According to the Hooked website, the Swede spent an hour and a half fighting against the shark, that was caught at 500 metres depth.
It measured 406 centimetres from snout to tail. Greenland sharks that are caught with a rod are measured while still in the water. They are then released back into the ocean. A table is used to estimate the weight of the fish with high accuracy. The estimated result was 1054.7 kgs.
Allowed to swim on
The fish was allowed to swim on relatively undamaged after being measured.
– This the Greenland Shark is resilient to, as they do not posses a swim bladder and therefore do not get hurt by changes in pressure, writes Hooked.
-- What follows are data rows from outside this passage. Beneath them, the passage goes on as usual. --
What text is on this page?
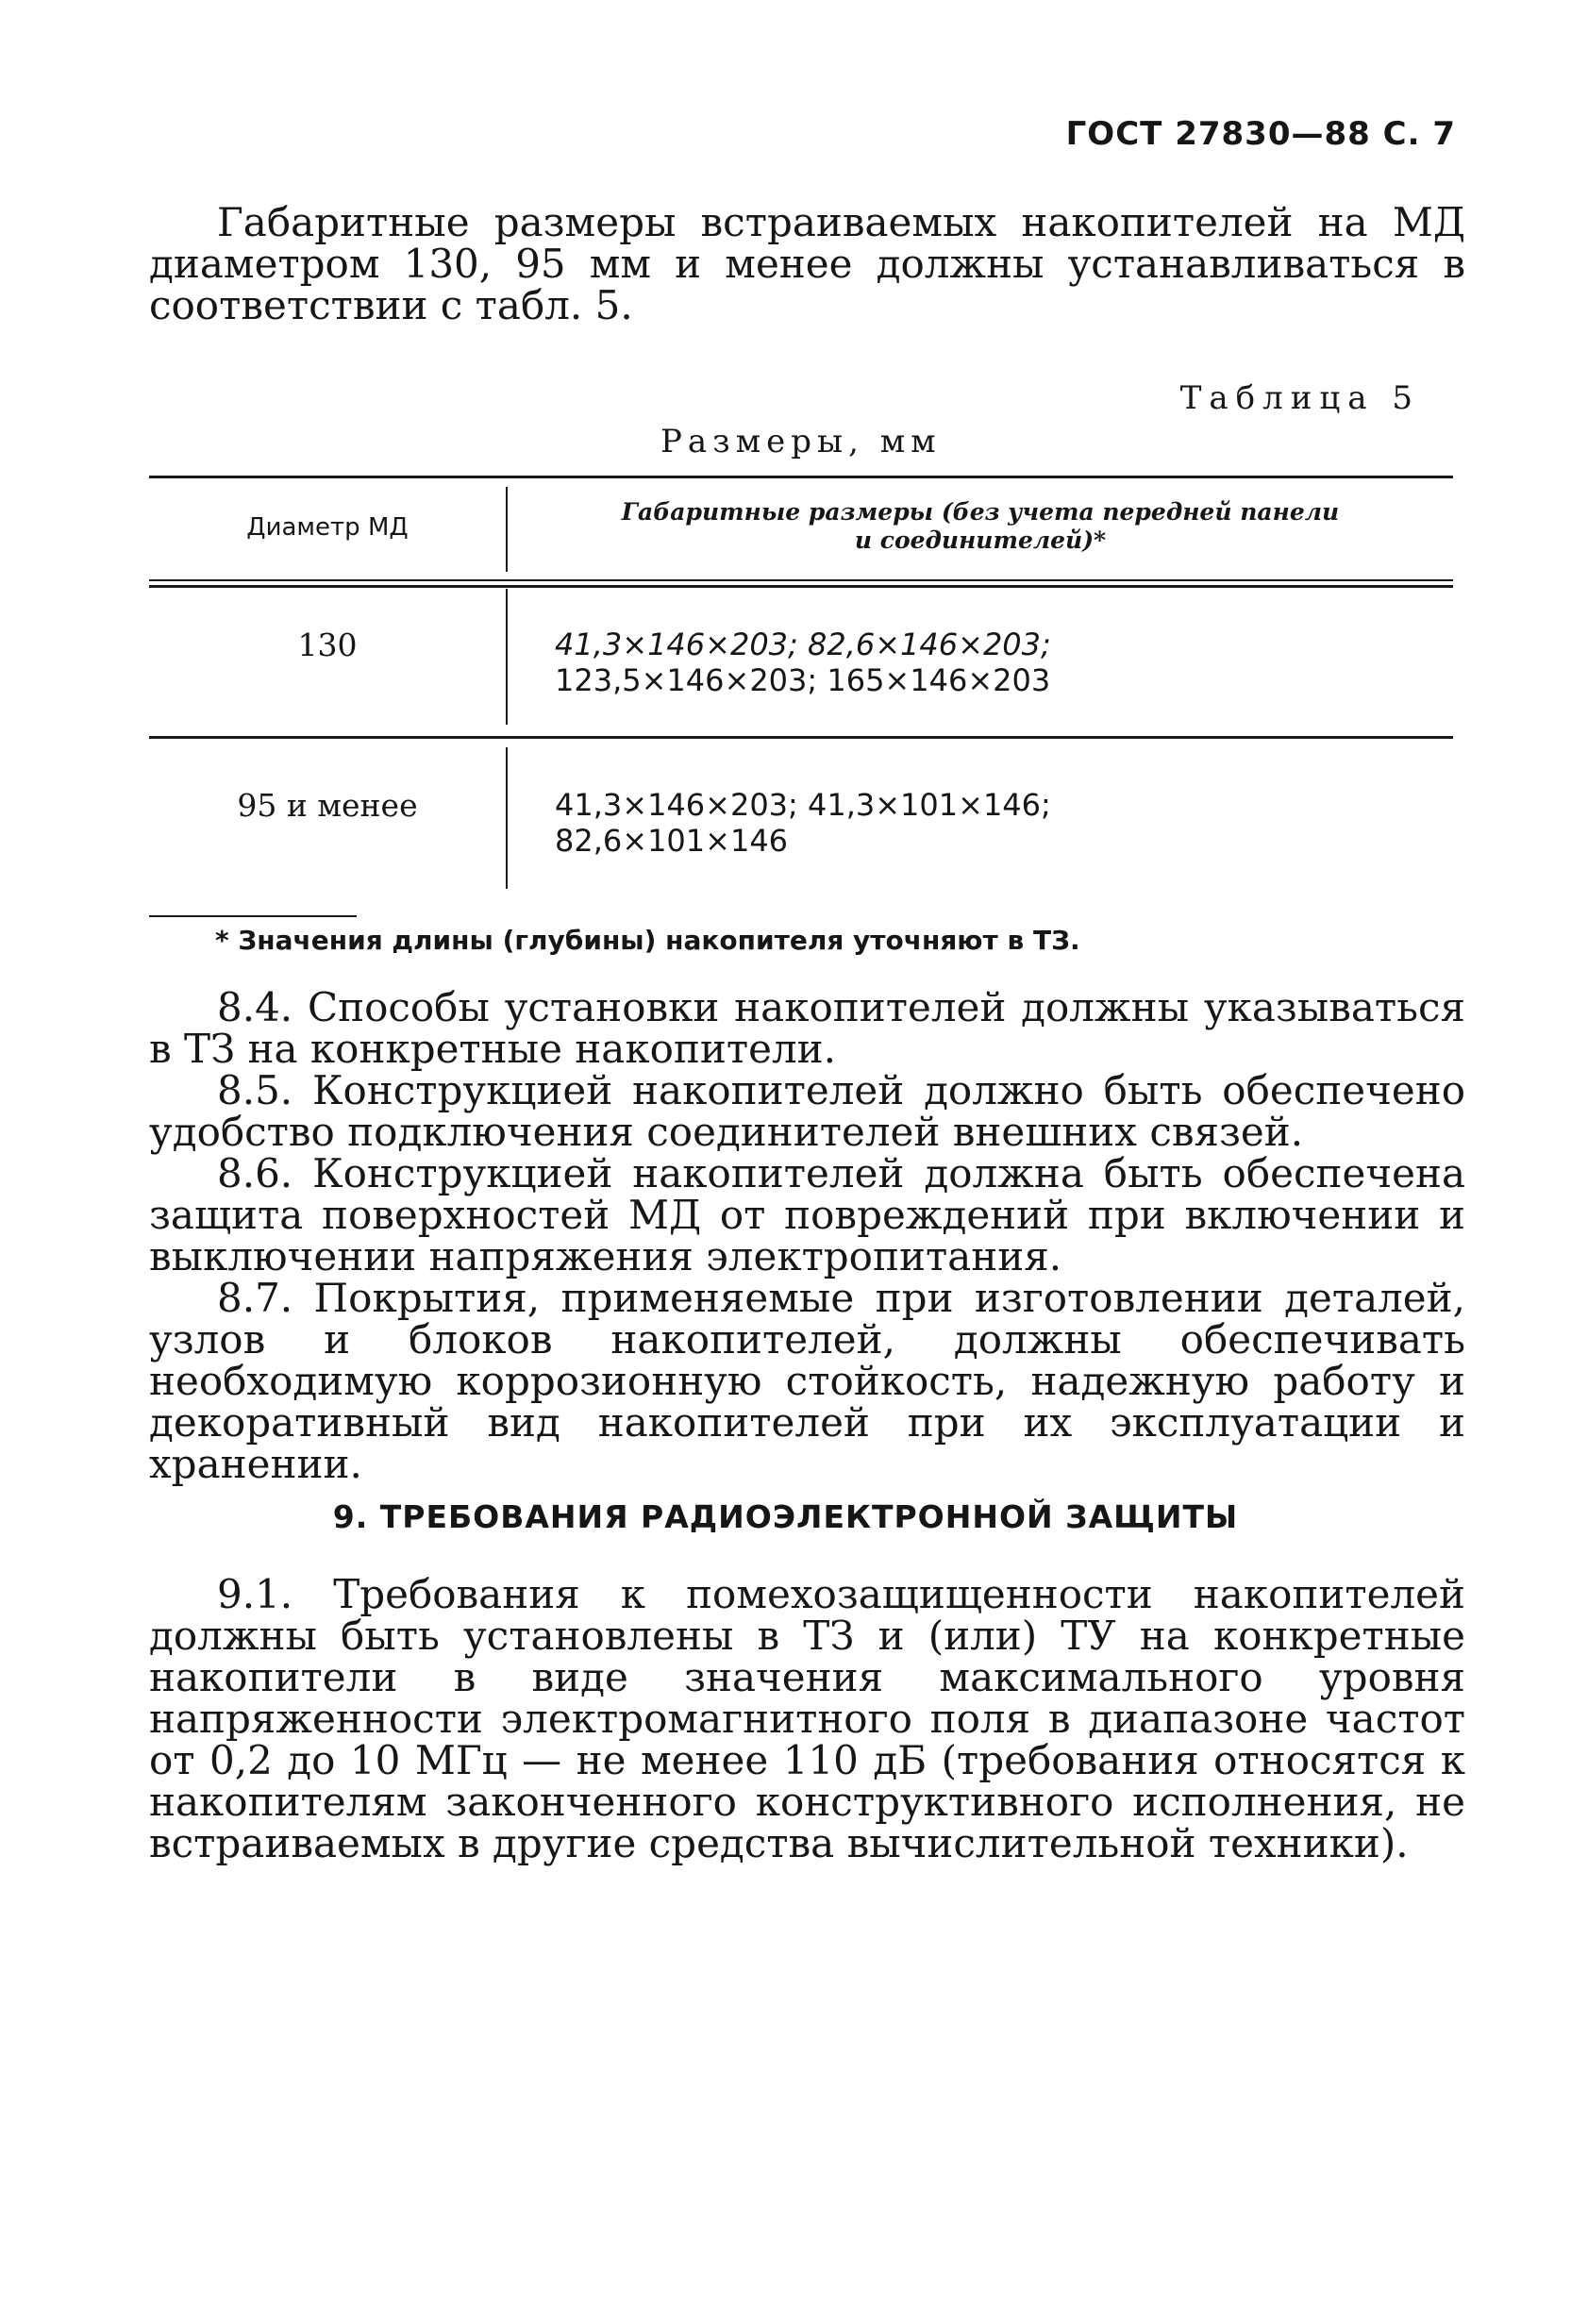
ГОСТ 27830—88 С. 7

Габаритные размеры встраиваемых накопителей на МД диаметром 130, 95 мм и менее должны устанавливаться в соответствии с табл. 5.

Таблица 5
Размеры, мм
Диаметр МД
Габаритные размеры (без учета передней панели
и соединителей)*
130	41,3×146×203; 82,6×146×203;
123,5×146×203; 165×146×203
95 и менее	41,3×146×203; 41,3×101×146;
82,6×101×146
* Значения длины (глубины) накопителя уточняют в ТЗ.

8.4. Способы установки накопителей должны указываться в ТЗ на конкретные накопители.

8.5. Конструкцией накопителей должно быть обеспечено удобство подключения соединителей внешних связей.

8.6. Конструкцией накопителей должна быть обеспечена защита поверхностей МД от повреждений при включении и выключении напряжения электропитания.

8.7. Покрытия, применяемые при изготовлении деталей, узлов и блоков накопителей, должны обеспечивать необходимую коррозионную стойкость, надежную работу и декоративный вид накопителей при их эксплуатации и хранении.

9. ТРЕБОВАНИЯ РАДИОЭЛЕКТРОННОЙ ЗАЩИТЫ

9.1. Требования к помехозащищенности накопителей должны быть установлены в ТЗ и (или) ТУ на конкретные накопители в виде значения максимального уровня напряженности электромагнитного поля в диапазоне частот от 0,2 до 10 МГц — не менее 110 дБ (требования относятся к накопителям законченного конструктивного исполнения, не встраиваемых в другие средства вычислительной техники).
The world record of fish caught with a rod is held by Alfred Dean, who caught a 1,208 kgs whale shark in Australia in 1959. After Dean follows Norwegian Asgeir Alvestad catch of a 1.099 kgs Greenland shark in Nedstrandsfjorden in Rogaland in 2013.
Åkesson’s shark is ranked third on the list. The fisherman has requested not to be contacted before he is done fishing.
Slow and lucid
Greenland sharks are According to the Norwegian Institute of Marine Research a large predator, larger than its fearsome relatives the great white and hammer shark. It is found along most of the Norwegian coast and in other northerly waters. Greenland sharks can grow to up to eight metres long, two metres more than the great white shark. But where the white shark is a very fast and furuios predator, the Greenland Shark is slow and sedate, something reflected in its Latin name – Somniosus, the sleepy one..
Although it would be able to attack people, there are no confirmed stories that they have ever done so. Not even research divers who tag them under water have been attacked.